Danielle, Noel’s sister, stayed with us the weekend before Ellen’s baptism. When she arrived we were 80% done with baseboard installation and 50% done with baseboard painting. Danielle was supposed to head to California in between her work trip to Denver and Ellen’s baptism, but her trip got cancelled because of Coronavirus. Danielle and Jessie, Noel’s cousin, came and helped us do all final prep (washing floors, moving furniture, etc) the evening of March 4th. Our first round of visitors arrived the next day and we were as ready as we were going to be.

Before and Afters

Now the fun part, the before and afters. (You can see expanded pictures by clicking on them.)

I always hated the color of the hallway. It was this light mauve. Now it’s a brighter, lighter shade. (Painting that high ceiling was super fun by the way. We don’t have any pictures of me on the ladder with a long handled roller, but just imagine.) We still need to redo the stairs, but we decided months ago there was no way that was going to happen before Ellen’s baptism.

The angles are different, but you get the idea on the hallway.

The office/Sewing room isn’t completely done, but it’s workable which is important in our new work from home era.

The guest bedroom has gone through a few updates over the years. In 2015 we painted it after some flood damage. In 2016 we got new furniture and decorated a bit more because this room became our bedroom while we cared for Glenna, but we didn’t take any pictures at that point.

A look at the far end of the TV/Recreation room. Sign from my brother-in-laws Etsy shop.

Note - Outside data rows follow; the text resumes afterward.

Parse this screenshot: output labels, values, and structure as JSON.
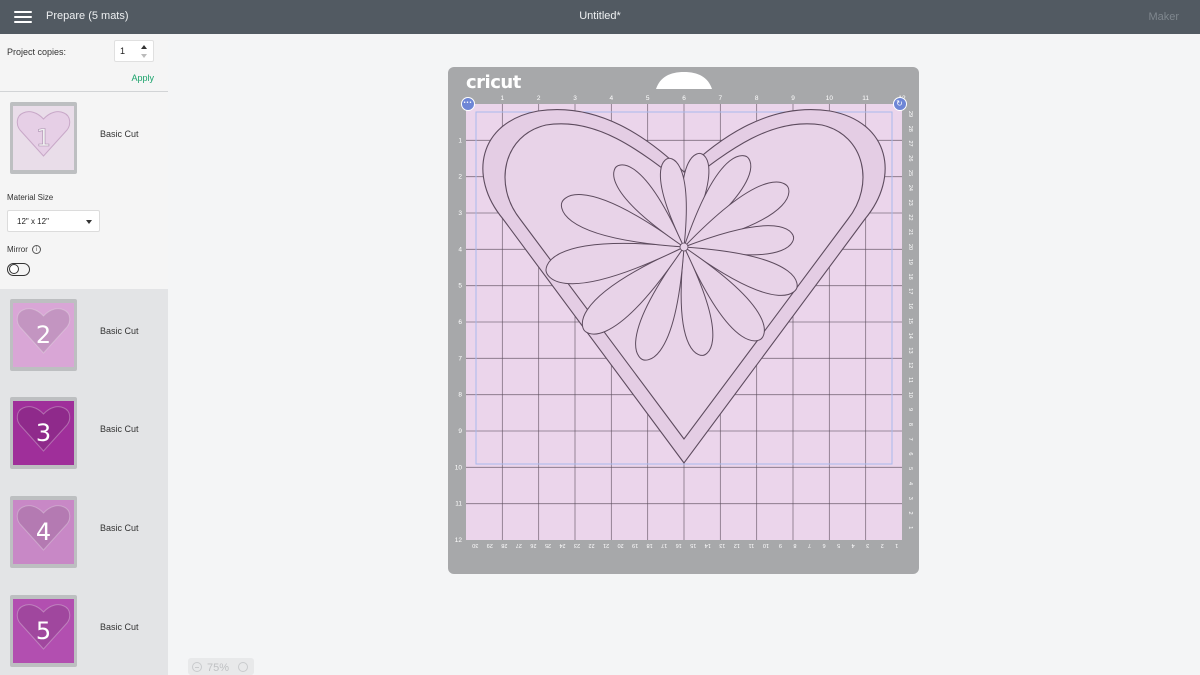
{
  "header": {
    "title": "Prepare (5 mats)",
    "document_title": "Untitled*",
    "machine": "Maker",
    "menu_icon": "hamburger-icon"
  },
  "copies": {
    "label": "Project copies:",
    "value": "1",
    "apply_label": "Apply"
  },
  "mats": [
    {
      "number": "1",
      "label": "Basic Cut",
      "color": "#e9d6ea",
      "selected": true
    },
    {
      "number": "2",
      "label": "Basic Cut",
      "color": "#d9a6d6",
      "selected": false
    },
    {
      "number": "3",
      "label": "Basic Cut",
      "color": "#9f2f9a",
      "selected": false
    },
    {
      "number": "4",
      "label": "Basic Cut",
      "color": "#c888c6",
      "selected": false
    },
    {
      "number": "5",
      "label": "Basic Cut",
      "color": "#b24fb0",
      "selected": false
    }
  ],
  "settings": {
    "material_size_label": "Material Size",
    "material_size_value": "12\" x 12\"",
    "mirror_label": "Mirror",
    "mirror_on": false
  },
  "canvas": {
    "brand": "cricut",
    "zoom": "75%",
    "top_ruler": [
      "1",
      "2",
      "3",
      "4",
      "5",
      "6",
      "7",
      "8",
      "9",
      "10",
      "11",
      "12"
    ],
    "left_ruler": [
      "1",
      "2",
      "3",
      "4",
      "5",
      "6",
      "7",
      "8",
      "9",
      "10",
      "11",
      "12"
    ],
    "bottom_ruler": [
      "30",
      "29",
      "28",
      "27",
      "26",
      "25",
      "24",
      "23",
      "22",
      "21",
      "20",
      "19",
      "18",
      "17",
      "16",
      "15",
      "14",
      "13",
      "12",
      "11",
      "10",
      "9",
      "8",
      "7",
      "6",
      "5",
      "4",
      "3",
      "2",
      "1"
    ],
    "right_ruler": [
      "29",
      "28",
      "27",
      "26",
      "25",
      "24",
      "23",
      "22",
      "21",
      "20",
      "19",
      "18",
      "17",
      "16",
      "15",
      "14",
      "13",
      "12",
      "11",
      "10",
      "9",
      "8",
      "7",
      "6",
      "5",
      "4",
      "3",
      "2",
      "1"
    ],
    "mat_color": "#ebd5eb",
    "grid_color": "#5b4e5c"
  }
}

This next evolution is probably my favorite. We’ve come a long way since the patio furniture days. The hoop art was made by my sister who also has an Etsy shop.

We still need to add a few finishing touches (some prints, maybe a rug) and of course finish the stairs. There were a few times we though about just filling in the basement with cement, but I suppose I’m glad we persevered as it looks really nice now. So far, the cat hasn’t peed on anything and even if he did the floor is waterproof which is a nice feature. I’m pretty sure he’s one of the most expensive shelter cats ever though. Knock on wood (not the flooring, it’s fake), the basement doesn’t require any more unexpected remodeling for a LONG time.